Wednesday 24 April 2013

Will Thomas Mulcair be the new Robert Stanfield?




While the shadow of Pierre Elliott Trudeau hovers over his son, Justin Trudeau, the NDP should probably be thinking about a different ghost: Robert Stanfield.

Stanfield was the man who was going to be prime minister if it hadn’t been for Trudeau, Sr. In the mid-1960s, Canadian politics seemed to have sunk to an all time low. The minority governments of Lester Pearson, from 1963-65 and 1965-68, were wracked in bitter partisan feuding with the fiercely partisan and stubbornly popular John G Diefenbaker.

It all sounds very familiar to the way we complain about politics today. If the frustration is slightly milder now in the time of a majority government, the pessimism remains.

In retrospect, the Pearson years produced a great deal of constructive policy, including universal health care, the Canada Pension Plan and the reformed points-based immigration system. But Canadians at the time thought that politics was broken. The aging Pearson seemed out of touch and adrift. Diefenbaker was a political berserker who many in the Tory party increasingly wanted to get out of the way. There was even a Cold War sex scandal – the Munsinger affair – that left everyone feeling dirty.

At the end of an internal war spurred on by Dalton Camp, the Progressive Conservative party chose a new leader. That man was Robert Stanfield.

Stanfield was everything that Diefenbaker was not. Dignified and progressive, statesmanlike and kind, Stanfield was a successful, updated version of their opponent, Lester Pearson. He may not have won the Nobel Peace prize, but the lustre had long since faded from Pearson’s international glory. Stanfield’s record four majority governments in Nova Scotia had their own shine. That was the hope of 1967.
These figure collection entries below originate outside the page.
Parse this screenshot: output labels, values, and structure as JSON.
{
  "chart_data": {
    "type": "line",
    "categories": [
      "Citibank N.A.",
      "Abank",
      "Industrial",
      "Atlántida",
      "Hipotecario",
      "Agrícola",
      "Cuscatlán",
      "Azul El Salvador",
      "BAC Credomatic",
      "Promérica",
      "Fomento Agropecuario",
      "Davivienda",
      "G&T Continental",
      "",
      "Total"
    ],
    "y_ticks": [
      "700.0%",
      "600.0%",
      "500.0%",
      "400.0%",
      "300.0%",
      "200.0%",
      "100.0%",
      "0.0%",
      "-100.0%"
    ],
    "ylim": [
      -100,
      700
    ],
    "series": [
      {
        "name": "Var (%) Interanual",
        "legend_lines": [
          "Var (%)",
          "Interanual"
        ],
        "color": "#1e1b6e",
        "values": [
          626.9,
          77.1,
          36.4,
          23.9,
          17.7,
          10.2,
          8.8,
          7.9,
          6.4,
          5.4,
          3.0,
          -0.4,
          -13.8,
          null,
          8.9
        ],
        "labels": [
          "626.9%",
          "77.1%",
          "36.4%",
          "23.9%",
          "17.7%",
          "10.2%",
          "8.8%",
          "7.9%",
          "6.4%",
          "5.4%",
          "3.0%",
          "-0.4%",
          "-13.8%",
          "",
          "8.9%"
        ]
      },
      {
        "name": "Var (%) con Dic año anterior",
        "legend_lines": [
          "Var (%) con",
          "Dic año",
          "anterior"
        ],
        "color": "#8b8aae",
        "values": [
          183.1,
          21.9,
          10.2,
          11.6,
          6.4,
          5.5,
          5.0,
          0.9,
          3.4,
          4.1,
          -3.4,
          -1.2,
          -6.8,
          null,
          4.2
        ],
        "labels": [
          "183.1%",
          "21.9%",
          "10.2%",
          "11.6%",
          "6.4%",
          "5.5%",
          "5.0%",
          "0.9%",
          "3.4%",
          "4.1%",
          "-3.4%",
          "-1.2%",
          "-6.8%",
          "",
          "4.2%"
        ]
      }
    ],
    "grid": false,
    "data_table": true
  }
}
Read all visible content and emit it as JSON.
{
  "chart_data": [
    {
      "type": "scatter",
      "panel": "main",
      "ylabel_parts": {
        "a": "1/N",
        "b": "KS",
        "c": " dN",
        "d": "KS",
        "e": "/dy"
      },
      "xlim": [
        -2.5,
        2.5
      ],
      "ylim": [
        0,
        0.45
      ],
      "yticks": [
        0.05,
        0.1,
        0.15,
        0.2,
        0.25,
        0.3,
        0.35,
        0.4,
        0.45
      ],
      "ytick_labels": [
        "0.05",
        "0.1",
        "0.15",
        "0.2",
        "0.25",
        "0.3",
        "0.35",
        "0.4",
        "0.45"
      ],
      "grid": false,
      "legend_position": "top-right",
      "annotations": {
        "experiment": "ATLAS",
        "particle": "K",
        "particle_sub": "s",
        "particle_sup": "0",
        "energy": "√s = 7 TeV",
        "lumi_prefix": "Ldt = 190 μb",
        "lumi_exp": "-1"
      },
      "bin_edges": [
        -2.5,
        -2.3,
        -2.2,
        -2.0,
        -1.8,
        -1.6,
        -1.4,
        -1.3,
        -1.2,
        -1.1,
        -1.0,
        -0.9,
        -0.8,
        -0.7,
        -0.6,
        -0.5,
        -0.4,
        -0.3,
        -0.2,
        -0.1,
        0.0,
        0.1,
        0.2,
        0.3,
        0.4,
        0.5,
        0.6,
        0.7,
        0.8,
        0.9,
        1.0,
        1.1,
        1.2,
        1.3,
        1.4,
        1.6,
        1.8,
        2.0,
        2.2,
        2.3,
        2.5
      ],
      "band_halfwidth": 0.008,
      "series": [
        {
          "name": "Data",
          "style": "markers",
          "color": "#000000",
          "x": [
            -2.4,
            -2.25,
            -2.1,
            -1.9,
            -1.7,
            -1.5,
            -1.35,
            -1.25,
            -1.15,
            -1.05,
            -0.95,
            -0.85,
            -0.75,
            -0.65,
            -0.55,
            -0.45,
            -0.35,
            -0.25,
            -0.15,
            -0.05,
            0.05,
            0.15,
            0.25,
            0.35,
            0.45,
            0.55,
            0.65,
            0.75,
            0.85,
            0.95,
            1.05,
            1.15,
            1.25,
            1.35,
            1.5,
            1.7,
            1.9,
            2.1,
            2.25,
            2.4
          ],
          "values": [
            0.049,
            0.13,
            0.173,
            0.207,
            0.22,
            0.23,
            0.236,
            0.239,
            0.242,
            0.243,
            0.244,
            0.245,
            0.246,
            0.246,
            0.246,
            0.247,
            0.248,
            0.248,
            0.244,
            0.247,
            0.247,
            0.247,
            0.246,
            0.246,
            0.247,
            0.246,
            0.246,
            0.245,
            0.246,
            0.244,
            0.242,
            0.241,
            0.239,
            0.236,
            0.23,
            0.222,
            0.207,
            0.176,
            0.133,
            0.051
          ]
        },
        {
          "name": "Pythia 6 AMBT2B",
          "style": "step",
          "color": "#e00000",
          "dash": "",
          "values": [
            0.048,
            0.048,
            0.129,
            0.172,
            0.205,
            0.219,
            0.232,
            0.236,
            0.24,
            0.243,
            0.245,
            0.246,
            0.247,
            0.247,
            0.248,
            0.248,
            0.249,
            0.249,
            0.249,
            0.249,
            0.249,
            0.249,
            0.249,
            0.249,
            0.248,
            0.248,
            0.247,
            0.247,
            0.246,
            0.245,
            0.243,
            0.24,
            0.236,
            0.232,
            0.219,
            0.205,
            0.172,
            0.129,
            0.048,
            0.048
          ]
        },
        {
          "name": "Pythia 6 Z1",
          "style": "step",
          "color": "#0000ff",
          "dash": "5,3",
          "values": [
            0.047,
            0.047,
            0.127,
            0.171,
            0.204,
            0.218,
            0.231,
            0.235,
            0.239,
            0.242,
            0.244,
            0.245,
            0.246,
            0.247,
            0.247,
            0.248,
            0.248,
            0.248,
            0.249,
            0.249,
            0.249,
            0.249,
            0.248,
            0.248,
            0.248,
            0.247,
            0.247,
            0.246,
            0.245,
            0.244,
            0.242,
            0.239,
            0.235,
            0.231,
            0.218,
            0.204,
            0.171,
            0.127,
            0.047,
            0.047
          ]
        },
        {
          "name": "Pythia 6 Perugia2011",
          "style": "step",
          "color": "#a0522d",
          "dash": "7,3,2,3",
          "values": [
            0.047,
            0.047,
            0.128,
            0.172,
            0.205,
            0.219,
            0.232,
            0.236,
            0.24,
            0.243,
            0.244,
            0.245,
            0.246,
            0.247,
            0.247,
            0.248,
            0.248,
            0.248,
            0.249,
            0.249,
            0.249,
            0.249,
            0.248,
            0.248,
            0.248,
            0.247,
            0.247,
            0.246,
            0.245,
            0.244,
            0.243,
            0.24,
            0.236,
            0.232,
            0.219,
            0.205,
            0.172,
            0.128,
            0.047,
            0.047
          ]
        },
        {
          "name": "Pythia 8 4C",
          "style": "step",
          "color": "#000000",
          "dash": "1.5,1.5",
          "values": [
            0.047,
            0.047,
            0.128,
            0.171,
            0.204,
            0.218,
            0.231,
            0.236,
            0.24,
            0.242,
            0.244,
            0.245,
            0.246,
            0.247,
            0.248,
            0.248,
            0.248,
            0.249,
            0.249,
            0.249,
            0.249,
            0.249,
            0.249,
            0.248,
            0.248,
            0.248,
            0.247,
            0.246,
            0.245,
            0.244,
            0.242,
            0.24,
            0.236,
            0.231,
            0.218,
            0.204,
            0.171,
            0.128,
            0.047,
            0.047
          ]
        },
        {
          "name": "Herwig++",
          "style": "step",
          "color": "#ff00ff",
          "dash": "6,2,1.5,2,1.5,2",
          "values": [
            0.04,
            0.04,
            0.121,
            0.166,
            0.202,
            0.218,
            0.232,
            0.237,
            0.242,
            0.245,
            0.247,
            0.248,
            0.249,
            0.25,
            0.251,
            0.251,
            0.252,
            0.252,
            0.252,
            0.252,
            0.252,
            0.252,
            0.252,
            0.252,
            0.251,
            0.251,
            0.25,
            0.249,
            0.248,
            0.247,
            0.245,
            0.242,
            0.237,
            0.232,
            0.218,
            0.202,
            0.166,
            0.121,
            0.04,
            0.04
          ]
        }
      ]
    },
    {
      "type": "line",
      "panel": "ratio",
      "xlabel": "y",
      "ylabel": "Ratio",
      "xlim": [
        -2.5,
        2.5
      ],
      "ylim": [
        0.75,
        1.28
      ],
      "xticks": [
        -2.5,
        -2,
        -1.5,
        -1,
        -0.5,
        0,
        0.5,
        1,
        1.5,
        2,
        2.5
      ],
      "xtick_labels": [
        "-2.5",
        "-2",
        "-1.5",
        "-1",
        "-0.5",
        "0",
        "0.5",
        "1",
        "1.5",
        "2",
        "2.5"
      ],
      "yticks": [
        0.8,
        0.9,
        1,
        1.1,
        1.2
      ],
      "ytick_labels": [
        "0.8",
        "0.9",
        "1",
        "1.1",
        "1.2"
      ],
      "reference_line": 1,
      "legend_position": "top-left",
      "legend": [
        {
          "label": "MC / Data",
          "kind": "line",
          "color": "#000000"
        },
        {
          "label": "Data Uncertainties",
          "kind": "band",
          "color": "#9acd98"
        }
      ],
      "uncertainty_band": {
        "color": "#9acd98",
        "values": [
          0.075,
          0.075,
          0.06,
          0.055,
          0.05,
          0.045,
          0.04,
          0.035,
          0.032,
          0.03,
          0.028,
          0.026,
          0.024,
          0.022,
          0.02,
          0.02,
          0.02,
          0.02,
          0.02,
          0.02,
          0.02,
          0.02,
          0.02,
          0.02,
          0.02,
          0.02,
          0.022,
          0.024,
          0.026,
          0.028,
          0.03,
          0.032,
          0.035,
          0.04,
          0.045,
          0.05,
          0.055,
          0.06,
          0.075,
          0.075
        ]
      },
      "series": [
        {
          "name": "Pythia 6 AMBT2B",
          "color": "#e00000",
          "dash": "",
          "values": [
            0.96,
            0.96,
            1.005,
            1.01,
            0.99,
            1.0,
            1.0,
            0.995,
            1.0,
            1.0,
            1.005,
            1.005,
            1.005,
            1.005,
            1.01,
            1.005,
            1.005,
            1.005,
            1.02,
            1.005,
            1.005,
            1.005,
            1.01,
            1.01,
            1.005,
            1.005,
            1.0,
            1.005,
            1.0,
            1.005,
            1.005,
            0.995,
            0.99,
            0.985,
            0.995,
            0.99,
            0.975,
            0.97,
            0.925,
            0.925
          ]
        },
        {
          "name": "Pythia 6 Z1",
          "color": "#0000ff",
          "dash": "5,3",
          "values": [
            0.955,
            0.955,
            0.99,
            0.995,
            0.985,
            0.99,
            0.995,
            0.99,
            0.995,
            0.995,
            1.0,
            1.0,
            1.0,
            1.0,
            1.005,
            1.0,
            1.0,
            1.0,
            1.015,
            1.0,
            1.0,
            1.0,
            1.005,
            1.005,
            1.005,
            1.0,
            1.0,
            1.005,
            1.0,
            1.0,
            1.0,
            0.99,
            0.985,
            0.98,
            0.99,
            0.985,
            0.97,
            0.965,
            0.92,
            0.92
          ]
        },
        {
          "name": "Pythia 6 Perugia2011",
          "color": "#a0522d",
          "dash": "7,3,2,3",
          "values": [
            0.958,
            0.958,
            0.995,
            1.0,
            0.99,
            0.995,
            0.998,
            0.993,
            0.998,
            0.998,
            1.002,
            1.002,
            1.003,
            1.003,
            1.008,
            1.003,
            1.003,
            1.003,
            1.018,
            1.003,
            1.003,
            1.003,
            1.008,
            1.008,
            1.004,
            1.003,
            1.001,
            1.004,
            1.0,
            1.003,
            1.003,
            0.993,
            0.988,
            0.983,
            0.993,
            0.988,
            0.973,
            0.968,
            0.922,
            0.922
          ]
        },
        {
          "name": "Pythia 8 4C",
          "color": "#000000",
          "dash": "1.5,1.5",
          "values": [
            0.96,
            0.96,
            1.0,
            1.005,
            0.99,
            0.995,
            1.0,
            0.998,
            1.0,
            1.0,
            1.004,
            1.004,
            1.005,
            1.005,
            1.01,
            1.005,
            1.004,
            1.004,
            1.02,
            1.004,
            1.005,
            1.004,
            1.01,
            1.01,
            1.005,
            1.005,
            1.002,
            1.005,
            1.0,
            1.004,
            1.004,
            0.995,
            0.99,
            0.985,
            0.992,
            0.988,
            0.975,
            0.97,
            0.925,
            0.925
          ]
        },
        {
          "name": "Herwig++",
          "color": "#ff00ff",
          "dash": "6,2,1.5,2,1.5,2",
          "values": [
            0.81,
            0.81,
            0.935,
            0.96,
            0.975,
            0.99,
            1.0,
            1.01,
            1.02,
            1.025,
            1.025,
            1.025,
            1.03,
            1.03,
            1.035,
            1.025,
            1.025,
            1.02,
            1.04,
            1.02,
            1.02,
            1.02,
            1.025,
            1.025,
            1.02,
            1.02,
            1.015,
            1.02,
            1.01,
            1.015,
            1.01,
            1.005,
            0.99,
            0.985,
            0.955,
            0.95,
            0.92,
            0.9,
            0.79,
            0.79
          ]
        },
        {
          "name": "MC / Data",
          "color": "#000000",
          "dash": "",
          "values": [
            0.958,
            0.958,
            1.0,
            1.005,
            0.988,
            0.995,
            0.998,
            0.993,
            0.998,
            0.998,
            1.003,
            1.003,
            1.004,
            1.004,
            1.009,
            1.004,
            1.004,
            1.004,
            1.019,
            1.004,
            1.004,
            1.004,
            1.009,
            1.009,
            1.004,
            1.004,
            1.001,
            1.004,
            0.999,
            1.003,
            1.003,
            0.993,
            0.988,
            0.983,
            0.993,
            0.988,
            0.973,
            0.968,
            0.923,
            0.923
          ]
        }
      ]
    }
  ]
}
Enter Pierre Trudeau, and everything changed. The new hope of Bob Stanfield’s election as leader was swept aside by Trudeaumania in 1968.

Mulcair just might be the NDP version of Bob Stanfield. He too was groomed for the present. He too seemed to be, and might still be, just what the NDP needs to get them into power. This is not the 1960s, and the reigning prime minister is not Lester Pearson. When Mulcair was made leader only a short time ago, the thinking was that the NDP didn’t need a dignified, hopeful statesman. They needed someone who could go toe-to-toe with Stephen Harper. Next to Harper’s tough, attacking style, Mulcair won’t cringe. He’s a brawler himself. He’s a centrist Quebec politician, certain, it’s hoped, to keep the new Quebec base happy even as he fights his way into other political territories. Mulcair is the NDP’s answer to Harper. He’s the right man for the time.

Or is he? Perhaps the NDP are beginning to worry that history might come close to repeating itself, that their ‘right man for the job’ will become the ‘almost’ right man for the job. Bob Stanfield, redux.

It’s not so much that Justin Trudeau is his father’s son, or even that they share a name and a healthy dose of DNA. It’s the timing: the sense of dissatisfaction with politics as it is, the lack of hope, the lack of inspiration. If Justin Trudeau is unclear on policy, or if he’s inexperienced, this may not matter so much. He just might be able to match the mood of the time. That is what really matters, as all of those inexperienced NDP candidates in Quebec found out in 2008 when they were swept into office on the power of Jack Layton’s charisma.

As for poor Robert Stanfield, he stayed on as Conservative leader until 1976. He had other chances to become prime minister. But he likely always thought back to 1967 and what might have been if it hadn’t been for that other Trudeau, that new man for a new age.